The AASLD guidelines recommend beginning antiviral therapy 7 days before chemotherapy and continuing for 6 months (level III evidence; Yeo et al, 2004a, 2004b). The duration of treatment has not been established. In the case of chronic HBV infection, prolonged lamivudine therapy exceeding 6 months in duration has been associated with an increased likelihood of treatment-emergent HBV variants with a YMDD mutation, appearing in 12–20% in the first year of treatment (Lau et al, 2003; Yeo et al, 2004b). In the current study, the median duration of lamivudine treatment was 185 days, and 30 of 55 patients received prolonged lamivudine treatment exceeding 6 months. Among 30 patients, a YMDD mutation emerged in two patients (7%). One case occurred in the course of using lamivudine for 24 months and the other case occurred in the course of using lamivudine for 51 months. Since then, the patients have received combination treatment with lamivudine and adefovir. Fortunately, there were no occurrences of HBV reactivation since that time. Accordingly, despite the potential benefits of the prophylactic approach, careful clinical monitoring is still required. Furthermore, there is a need to emphasise the implication, especially in patients in the adjuvant treatment setting. We must consider the variability of the prevalence of hepatitis B, even though a recent ASCO guideline update does not recommend prophylaxis universally (Artz et al, 2010). Although the prevalence of chronic HBV infection is decreasing, it is still a major aetiology of liver cirrhosis and hepatocellular carcinoma in Korea (Chae et al, 2009). Hepatitis B reactivation can be a cause of major morbidity and mortality in patients who receive chemotherapy in this endemic area. Thus, we need to consider the area to adapt the recommendations universally. In addition, large prospective randomised trials are needed to confirm the value of pre-emptive therapy in this setting.

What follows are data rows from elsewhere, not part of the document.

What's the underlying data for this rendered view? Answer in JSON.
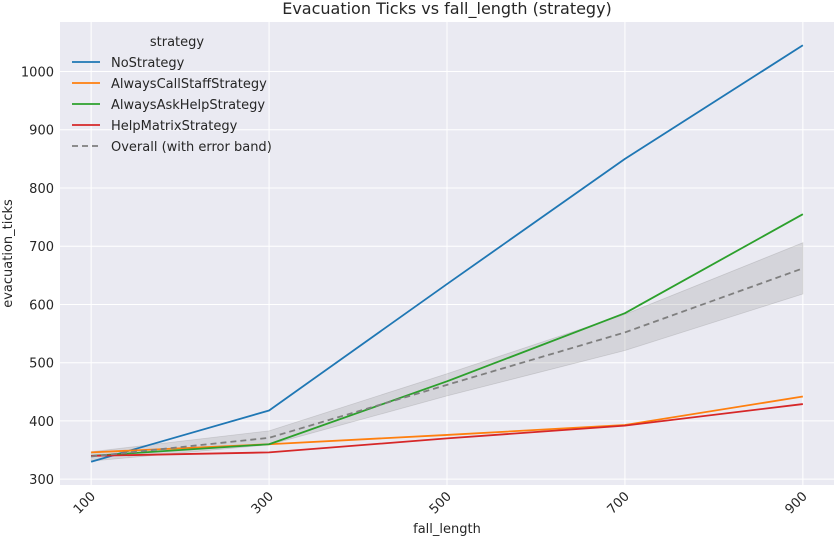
{
  "chart_data": {
    "type": "line",
    "title": "Evacuation Ticks vs fall_length (strategy)",
    "xlabel": "fall_length",
    "ylabel": "evacuation_ticks",
    "x": [
      100,
      300,
      500,
      700,
      900
    ],
    "xticks": [
      "100",
      "300",
      "500",
      "700",
      "900"
    ],
    "yticks": [
      "300",
      "400",
      "500",
      "600",
      "700",
      "800",
      "900",
      "1000"
    ],
    "xlim": [
      65,
      935
    ],
    "ylim": [
      290,
      1085
    ],
    "grid": true,
    "legend_title": "strategy",
    "legend_position": "top-left",
    "series": [
      {
        "name": "NoStrategy",
        "color": "#1f77b4",
        "values": [
          330,
          418,
          635,
          850,
          1045
        ]
      },
      {
        "name": "AlwaysCallStaffStrategy",
        "color": "#ff7f0e",
        "values": [
          346,
          360,
          376,
          393,
          442
        ]
      },
      {
        "name": "AlwaysAskHelpStrategy",
        "color": "#2ca02c",
        "values": [
          340,
          360,
          468,
          585,
          755
        ]
      },
      {
        "name": "HelpMatrixStrategy",
        "color": "#d62728",
        "values": [
          340,
          346,
          370,
          392,
          429
        ]
      }
    ],
    "overall": {
      "name": "Overall (with error band)",
      "color": "#7f7f7f",
      "values": [
        339,
        371,
        462,
        552,
        662
      ],
      "band_lower": [
        331,
        359,
        443,
        521,
        618
      ],
      "band_upper": [
        347,
        383,
        481,
        583,
        706
      ]
    }
  }
}
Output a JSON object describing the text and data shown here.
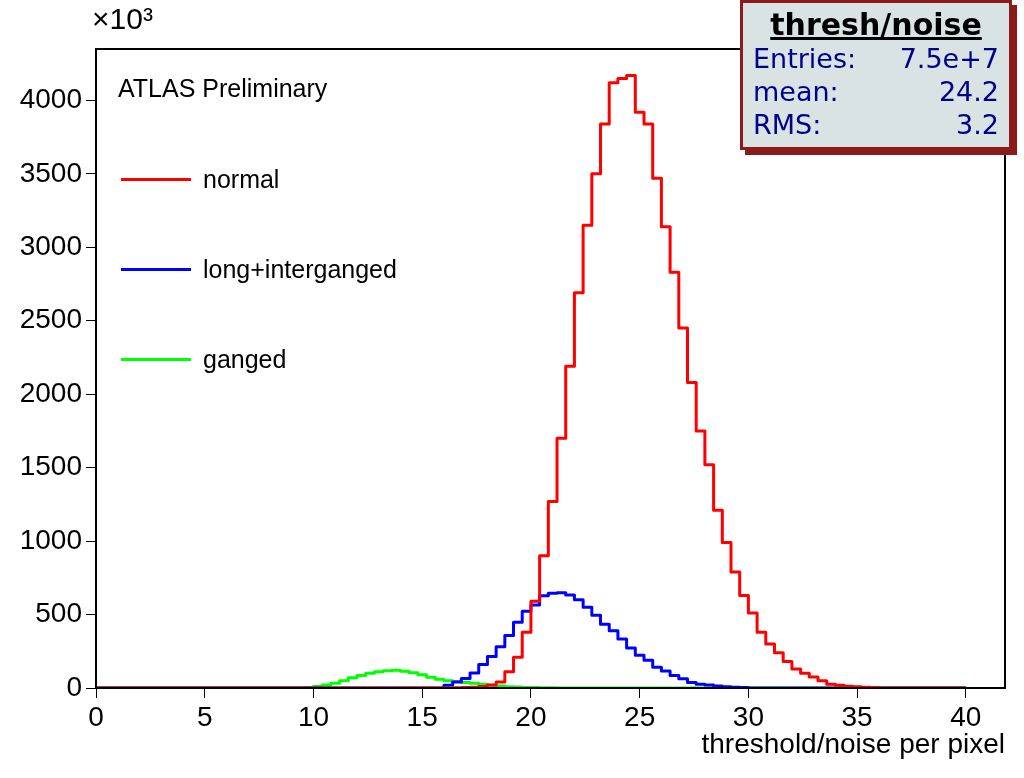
{
  "chart_data": {
    "type": "histogram",
    "title": "thresh/noise",
    "xlabel": "threshold/noise per pixel",
    "annotations": [
      "Entries: 7.5e+7",
      "mean: 24.2",
      "RMS: 3.2",
      "ATLAS Preliminary",
      "×10³"
    ],
    "bins": [
      0,
      0.4,
      0.8,
      1.2,
      1.6,
      2,
      2.4,
      2.8,
      3.2,
      3.6,
      4,
      4.4,
      4.8,
      5.2,
      5.6,
      6,
      6.4,
      6.8,
      7.2,
      7.6,
      8,
      8.4,
      8.8,
      9.2,
      9.6,
      10,
      10.4,
      10.8,
      11.2,
      11.6,
      12,
      12.4,
      12.8,
      13.2,
      13.6,
      14,
      14.4,
      14.8,
      15.2,
      15.6,
      16,
      16.4,
      16.8,
      17.2,
      17.6,
      18,
      18.4,
      18.8,
      19.2,
      19.6,
      20,
      20.4,
      20.8,
      21.2,
      21.6,
      22,
      22.4,
      22.8,
      23.2,
      23.6,
      24,
      24.4,
      24.8,
      25.2,
      25.6,
      26,
      26.4,
      26.8,
      27.2,
      27.6,
      28,
      28.4,
      28.8,
      29.2,
      29.6,
      30,
      30.4,
      30.8,
      31.2,
      31.6,
      32,
      32.4,
      32.8,
      33.2,
      33.6,
      34,
      34.4,
      34.8,
      35.2,
      35.6,
      36,
      36.4,
      36.8,
      37.2,
      37.6,
      38,
      38.4,
      38.8,
      39.2,
      39.6,
      40
    ],
    "series": [
      {
        "name": "normal",
        "color": "#ff0000",
        "values": [
          0,
          0,
          0,
          0,
          0,
          0,
          0,
          0,
          0,
          0,
          0,
          0,
          0,
          0,
          0,
          0,
          0,
          0,
          0,
          0,
          0,
          0,
          0,
          0,
          0,
          0,
          0,
          0,
          0,
          0,
          0,
          0,
          0,
          0,
          0,
          0,
          0,
          0,
          0,
          0,
          0,
          2,
          3,
          5,
          10,
          20,
          40,
          110,
          210,
          380,
          590,
          900,
          1270,
          1700,
          2190,
          2690,
          3150,
          3500,
          3840,
          4120,
          4150,
          4170,
          3920,
          3840,
          3470,
          3140,
          2830,
          2450,
          2080,
          1750,
          1520,
          1210,
          990,
          790,
          630,
          510,
          380,
          300,
          240,
          180,
          130,
          100,
          75,
          50,
          25,
          18,
          12,
          8,
          5,
          3,
          0,
          0,
          0,
          0,
          0,
          0,
          0,
          0,
          0,
          0
        ]
      },
      {
        "name": "long+interganged",
        "color": "#0000ff",
        "values": [
          0,
          0,
          0,
          0,
          0,
          0,
          0,
          0,
          0,
          0,
          0,
          0,
          0,
          0,
          0,
          0,
          0,
          0,
          0,
          0,
          0,
          0,
          0,
          0,
          0,
          0,
          0,
          0,
          0,
          0,
          0,
          0,
          0,
          0,
          0,
          0,
          0,
          0,
          0,
          0,
          18,
          41,
          64,
          102,
          160,
          215,
          280,
          358,
          448,
          523,
          565,
          628,
          645,
          648,
          633,
          600,
          550,
          495,
          434,
          389,
          333,
          272,
          223,
          189,
          142,
          115,
          85,
          63,
          38,
          26,
          20,
          14,
          9,
          5,
          4,
          0,
          0,
          0,
          0,
          0,
          0,
          0,
          0,
          0,
          0,
          0,
          0,
          0,
          0,
          0,
          0,
          0,
          0,
          0,
          0,
          0,
          0,
          0,
          0,
          0
        ]
      },
      {
        "name": "ganged",
        "color": "#00ff00",
        "values": [
          0,
          0,
          0,
          0,
          0,
          0,
          0,
          0,
          0,
          0,
          0,
          0,
          0,
          0,
          0,
          0,
          0,
          0,
          0,
          0,
          0,
          0,
          0,
          0,
          3,
          10,
          20,
          32,
          50,
          70,
          85,
          100,
          110,
          118,
          120,
          114,
          104,
          90,
          74,
          60,
          50,
          44,
          38,
          32,
          25,
          18,
          13,
          9,
          6,
          4,
          3,
          2,
          1,
          0,
          0,
          0,
          0,
          0,
          0,
          0,
          0,
          0,
          0,
          0,
          0,
          0,
          0,
          0,
          0,
          0,
          0,
          0,
          0,
          0,
          0,
          0,
          0,
          0,
          0,
          0,
          0,
          0,
          0,
          0,
          0,
          0,
          0,
          0,
          0,
          0,
          0,
          0,
          0,
          0,
          0,
          0,
          0,
          0,
          0,
          0
        ]
      }
    ],
    "xlim": [
      0,
      41.8
    ],
    "xticks": [
      0,
      5,
      10,
      15,
      20,
      25,
      30,
      35,
      40
    ],
    "ylim": [
      0,
      4350
    ],
    "yticks": [
      0,
      500,
      1000,
      1500,
      2000,
      2500,
      3000,
      3500,
      4000
    ],
    "legend": "top left"
  }
}
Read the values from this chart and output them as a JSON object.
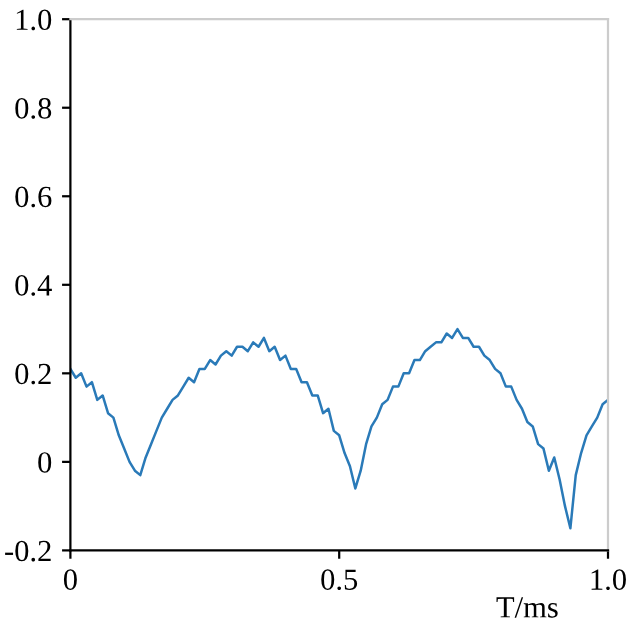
{
  "chart_data": {
    "type": "line",
    "xlabel": "T/ms",
    "x": [
      0.0,
      0.01,
      0.02,
      0.03,
      0.04,
      0.05,
      0.06,
      0.07,
      0.08,
      0.09,
      0.1,
      0.11,
      0.12,
      0.13,
      0.14,
      0.15,
      0.16,
      0.17,
      0.18,
      0.19,
      0.2,
      0.21,
      0.22,
      0.23,
      0.24,
      0.25,
      0.26,
      0.27,
      0.28,
      0.29,
      0.3,
      0.31,
      0.32,
      0.33,
      0.34,
      0.35,
      0.36,
      0.37,
      0.38,
      0.39,
      0.4,
      0.41,
      0.42,
      0.43,
      0.44,
      0.45,
      0.46,
      0.47,
      0.48,
      0.49,
      0.5,
      0.51,
      0.52,
      0.53,
      0.54,
      0.55,
      0.56,
      0.57,
      0.58,
      0.59,
      0.6,
      0.61,
      0.62,
      0.63,
      0.64,
      0.65,
      0.66,
      0.67,
      0.68,
      0.69,
      0.7,
      0.71,
      0.72,
      0.73,
      0.74,
      0.75,
      0.76,
      0.77,
      0.78,
      0.79,
      0.8,
      0.81,
      0.82,
      0.83,
      0.84,
      0.85,
      0.86,
      0.87,
      0.88,
      0.89,
      0.9,
      0.91,
      0.92,
      0.93,
      0.94,
      0.95,
      0.96,
      0.97,
      0.98,
      0.99,
      1.0
    ],
    "series": [
      {
        "color": "#2a7ab8",
        "values": [
          0.21,
          0.19,
          0.2,
          0.17,
          0.18,
          0.14,
          0.15,
          0.11,
          0.1,
          0.06,
          0.03,
          0.0,
          -0.02,
          -0.03,
          0.01,
          0.04,
          0.07,
          0.1,
          0.12,
          0.14,
          0.15,
          0.17,
          0.19,
          0.18,
          0.21,
          0.21,
          0.23,
          0.22,
          0.24,
          0.25,
          0.24,
          0.26,
          0.26,
          0.25,
          0.27,
          0.26,
          0.28,
          0.25,
          0.26,
          0.23,
          0.24,
          0.21,
          0.21,
          0.18,
          0.18,
          0.15,
          0.15,
          0.11,
          0.12,
          0.07,
          0.06,
          0.02,
          -0.01,
          -0.06,
          -0.02,
          0.04,
          0.08,
          0.1,
          0.13,
          0.14,
          0.17,
          0.17,
          0.2,
          0.2,
          0.23,
          0.23,
          0.25,
          0.26,
          0.27,
          0.27,
          0.29,
          0.28,
          0.3,
          0.28,
          0.28,
          0.26,
          0.26,
          0.24,
          0.23,
          0.21,
          0.2,
          0.17,
          0.17,
          0.14,
          0.12,
          0.09,
          0.08,
          0.04,
          0.03,
          -0.02,
          0.01,
          -0.04,
          -0.1,
          -0.15,
          -0.03,
          0.02,
          0.06,
          0.08,
          0.1,
          0.13,
          0.14
        ]
      }
    ],
    "xlim": [
      0,
      1.0
    ],
    "ylim": [
      -0.2,
      1.0
    ],
    "xticks": [
      0,
      0.5,
      {
        "value": 1.0,
        "label": "1.0"
      }
    ],
    "yticks": [
      -0.2,
      0,
      0.2,
      0.4,
      0.6,
      0.8,
      {
        "value": 1.0,
        "label": "1.0"
      }
    ],
    "grid": false,
    "marker": "none",
    "line_style": "solid"
  }
}
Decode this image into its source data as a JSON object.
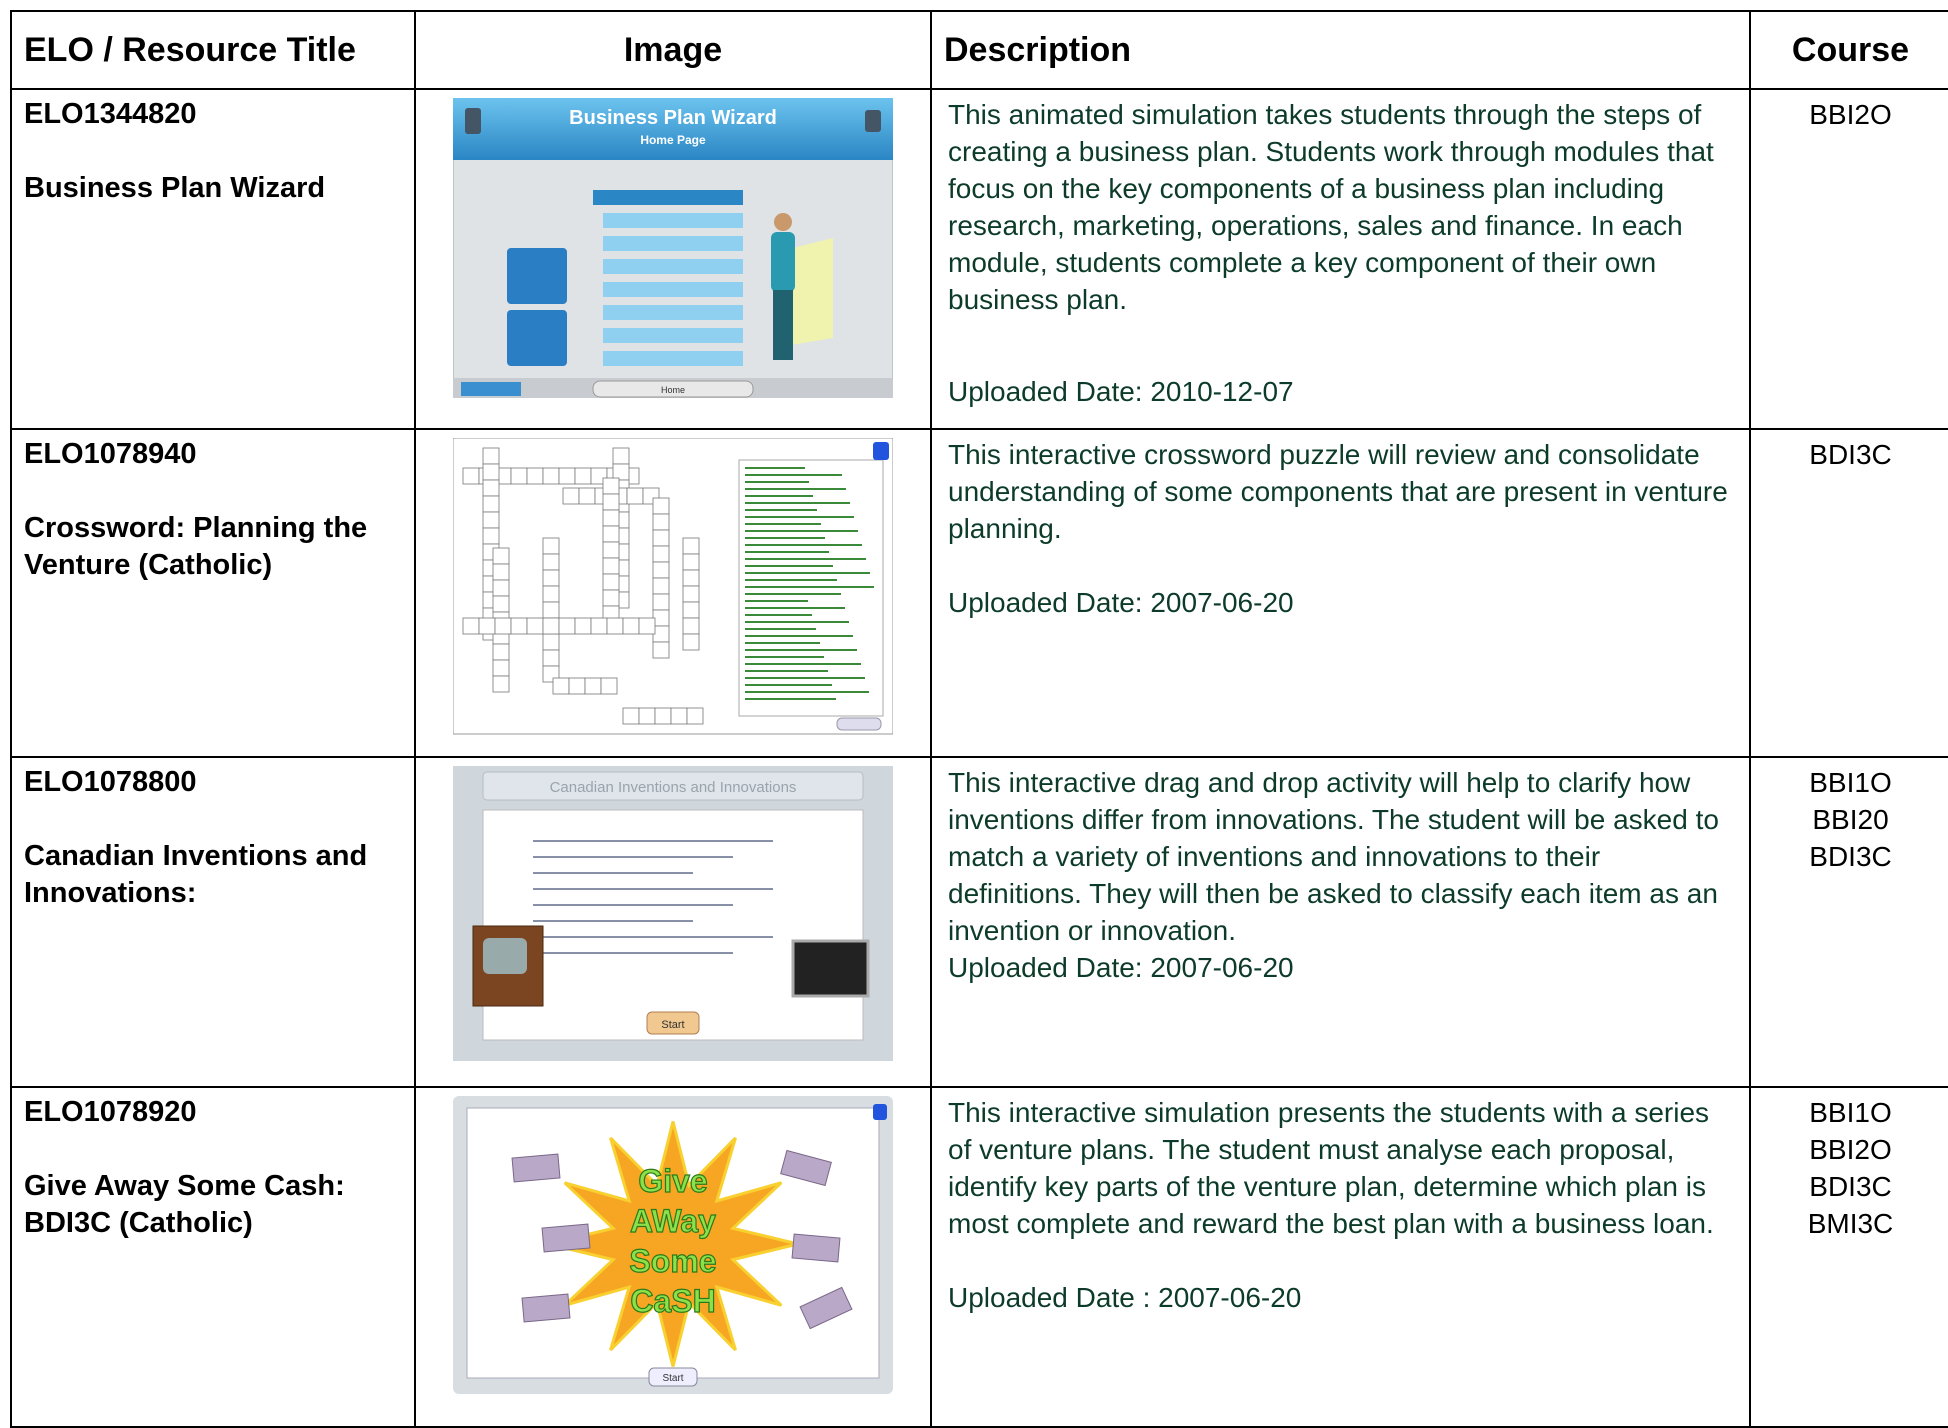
{
  "table": {
    "headers": [
      "ELO / Resource Title",
      "Image",
      "Description",
      "Course"
    ],
    "rows": [
      {
        "elo": "ELO1344820",
        "title": "Business Plan Wizard",
        "image": {
          "title": "Business Plan Wizard",
          "subtitle": "Home Page",
          "button": "Home"
        },
        "description": "This animated simulation takes students through the steps of creating a business plan. Students work through modules that focus on the key components of a business plan including research, marketing, operations, sales and finance. In each module, students complete a key component of their own business plan.",
        "uploaded": "Uploaded Date:  2010-12-07",
        "courses": [
          "BBI2O"
        ]
      },
      {
        "elo": "ELO1078940",
        "title": "Crossword: Planning the Venture (Catholic)",
        "description": "This interactive crossword puzzle will review and consolidate understanding of some components that are present in venture planning.",
        "uploaded": "Uploaded Date: 2007-06-20",
        "courses": [
          "BDI3C"
        ]
      },
      {
        "elo": "ELO1078800",
        "title": "Canadian Inventions and Innovations:",
        "image": {
          "title": "Canadian Inventions and Innovations",
          "button": "Start"
        },
        "description": "This interactive drag and drop activity will help to clarify how inventions differ from innovations. The student will be asked to match a variety of inventions and innovations to their definitions. They will then be asked to classify each item as an invention or innovation.",
        "uploaded": "Uploaded Date: 2007-06-20",
        "courses": [
          "BBI1O",
          "BBI20",
          "BDI3C"
        ]
      },
      {
        "elo": "ELO1078920",
        "title": "Give Away Some Cash: BDI3C (Catholic)",
        "image": {
          "title_lines": [
            "Give",
            "AWay",
            "Some",
            "CaSH"
          ],
          "button": "Start"
        },
        "description": "This interactive simulation presents the students with a series of venture plans. The student must analyse each proposal, identify key parts of the venture plan, determine which plan is most complete and reward the best plan with a business loan.",
        "uploaded": "Uploaded Date : 2007-06-20",
        "courses": [
          "BBI1O",
          "BBI2O",
          "BDI3C",
          "BMI3C"
        ]
      }
    ]
  }
}
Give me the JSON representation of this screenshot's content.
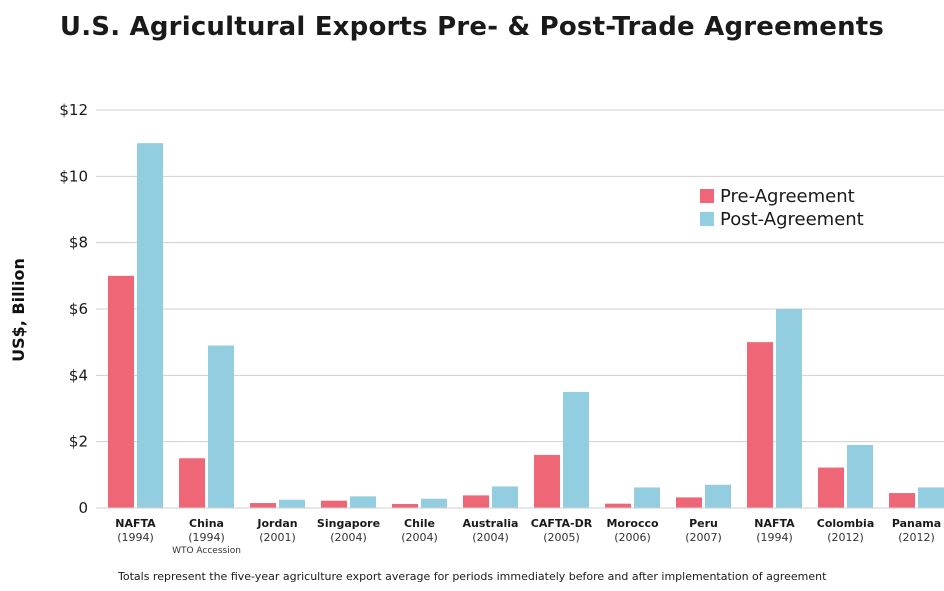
{
  "chart_data": {
    "type": "bar",
    "title": "U.S. Agricultural Exports Pre- & Post-Trade Agreements",
    "ylabel": "US$, Billion",
    "xlabel": "",
    "ylim": [
      0,
      12
    ],
    "yticks": [
      0,
      2,
      4,
      6,
      8,
      10,
      12
    ],
    "ytick_labels": [
      "0",
      "$2",
      "$4",
      "$6",
      "$8",
      "$10",
      "$12"
    ],
    "grid": true,
    "legend_position": "top-right",
    "categories": [
      {
        "name": "NAFTA",
        "year": "(1994)",
        "note": ""
      },
      {
        "name": "China",
        "year": "(1994)",
        "note": "WTO Accession"
      },
      {
        "name": "Jordan",
        "year": "(2001)",
        "note": ""
      },
      {
        "name": "Singapore",
        "year": "(2004)",
        "note": ""
      },
      {
        "name": "Chile",
        "year": "(2004)",
        "note": ""
      },
      {
        "name": "Australia",
        "year": "(2004)",
        "note": ""
      },
      {
        "name": "CAFTA-DR",
        "year": "(2005)",
        "note": ""
      },
      {
        "name": "Morocco",
        "year": "(2006)",
        "note": ""
      },
      {
        "name": "Peru",
        "year": "(2007)",
        "note": ""
      },
      {
        "name": "NAFTA",
        "year": "(1994)",
        "note": ""
      },
      {
        "name": "Colombia",
        "year": "(2012)",
        "note": ""
      },
      {
        "name": "Panama",
        "year": "(2012)",
        "note": ""
      }
    ],
    "series": [
      {
        "name": "Pre-Agreement",
        "color": "#ef6677",
        "values": [
          7.0,
          1.5,
          0.15,
          0.22,
          0.12,
          0.38,
          1.6,
          0.13,
          0.32,
          5.0,
          1.22,
          0.45
        ]
      },
      {
        "name": "Post-Agreement",
        "color": "#93cde0",
        "values": [
          11.0,
          4.9,
          0.25,
          0.35,
          0.28,
          0.65,
          3.5,
          0.62,
          0.7,
          6.0,
          1.9,
          0.62
        ]
      }
    ],
    "footnote": "Totals represent the five-year agriculture export average for periods immediately before and after implementation of agreement"
  }
}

We confirmed the efficacy of prophylactic lamivudine with respect to reducing the incidence and severity of HBV reactivation in patients undergoing adjuvant anthracycline-based chemotherapy in a homogeneous group of breast cancer patients. We fully expect that updated cancer treatment guidelines will emerge soon, including guidelines of prophylactic antiviral treatment for each cancer, because suggesting the need for prophylactic antiviral treatment for each cancer is a significant task.